To indulge the conceit of his novel (Lawrence follows the 'battered tin dispatch-box' idea of having only found the journal of Kitty Adair), the author adds a curiously charming footnote at the bottom of the page:
Walsingham was violently anti-Catholic. Much of his feeling stemmed from the fact that he was English ambassador to the French court when the Huguenots were slaughtered on St. Barholomew's Eve, Aug. 24, 1572, and narrowly escaped serious injury. It is strange he did not lecture Kitty on this point.

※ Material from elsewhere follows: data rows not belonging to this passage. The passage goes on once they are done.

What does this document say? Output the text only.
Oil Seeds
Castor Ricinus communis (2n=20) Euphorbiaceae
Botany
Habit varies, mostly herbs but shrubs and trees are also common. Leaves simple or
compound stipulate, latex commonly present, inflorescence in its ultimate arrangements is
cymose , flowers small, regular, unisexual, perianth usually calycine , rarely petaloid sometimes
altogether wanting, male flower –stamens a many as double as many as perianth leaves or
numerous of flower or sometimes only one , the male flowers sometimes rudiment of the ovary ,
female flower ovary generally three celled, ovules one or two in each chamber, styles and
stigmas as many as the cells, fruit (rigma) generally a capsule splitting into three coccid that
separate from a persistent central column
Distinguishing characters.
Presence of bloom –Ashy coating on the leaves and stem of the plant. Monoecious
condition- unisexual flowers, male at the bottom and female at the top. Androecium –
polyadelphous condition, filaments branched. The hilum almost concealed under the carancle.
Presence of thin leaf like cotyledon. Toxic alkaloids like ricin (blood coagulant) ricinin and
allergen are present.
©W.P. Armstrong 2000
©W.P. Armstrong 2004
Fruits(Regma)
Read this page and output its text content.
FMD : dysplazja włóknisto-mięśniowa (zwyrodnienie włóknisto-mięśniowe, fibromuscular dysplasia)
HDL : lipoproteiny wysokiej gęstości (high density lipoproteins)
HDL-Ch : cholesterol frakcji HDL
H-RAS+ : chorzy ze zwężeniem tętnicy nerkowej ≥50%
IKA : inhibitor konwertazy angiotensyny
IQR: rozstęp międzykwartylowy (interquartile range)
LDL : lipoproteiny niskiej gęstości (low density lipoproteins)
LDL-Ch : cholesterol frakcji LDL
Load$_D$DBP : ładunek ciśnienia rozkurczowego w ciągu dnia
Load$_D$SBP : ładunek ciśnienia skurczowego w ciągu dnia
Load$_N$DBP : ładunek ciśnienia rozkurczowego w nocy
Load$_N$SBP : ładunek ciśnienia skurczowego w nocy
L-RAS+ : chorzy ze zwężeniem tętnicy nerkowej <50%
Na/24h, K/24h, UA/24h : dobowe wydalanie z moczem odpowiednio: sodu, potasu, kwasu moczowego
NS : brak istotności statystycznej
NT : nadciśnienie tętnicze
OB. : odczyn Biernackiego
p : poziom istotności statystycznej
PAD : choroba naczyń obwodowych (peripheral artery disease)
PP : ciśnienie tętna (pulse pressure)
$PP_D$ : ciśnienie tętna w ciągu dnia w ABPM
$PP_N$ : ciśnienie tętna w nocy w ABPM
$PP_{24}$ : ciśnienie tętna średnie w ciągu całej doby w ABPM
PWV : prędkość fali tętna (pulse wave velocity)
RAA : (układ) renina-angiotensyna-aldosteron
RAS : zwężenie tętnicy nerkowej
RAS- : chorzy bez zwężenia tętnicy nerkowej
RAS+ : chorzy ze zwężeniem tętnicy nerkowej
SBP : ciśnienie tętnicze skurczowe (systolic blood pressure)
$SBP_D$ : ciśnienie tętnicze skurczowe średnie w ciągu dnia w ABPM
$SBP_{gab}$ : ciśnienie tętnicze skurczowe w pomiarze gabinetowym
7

Kitty finds a perilous future in espionage – and a veritable parade of famous Elizabethan personages make their appearances. It's a quick, eminently satisfying read, as so many of your better historical romances tend to be. Kitty does indeed come a cropper of the Inquisition and comes a whisker away from being killed – she also finds her true love (and the almost-true love who's always waiting in the wings in books like this), although Lawrence very cannily leaves the whole business hanging in mid-air, ready for sequels should Angelique-style sales warrant it.

They did not, and for all we know Kitty spent the rest of her days as an insurance underwriter – happy to be out of the house and earning an honest (though not yet equitable) paycheck.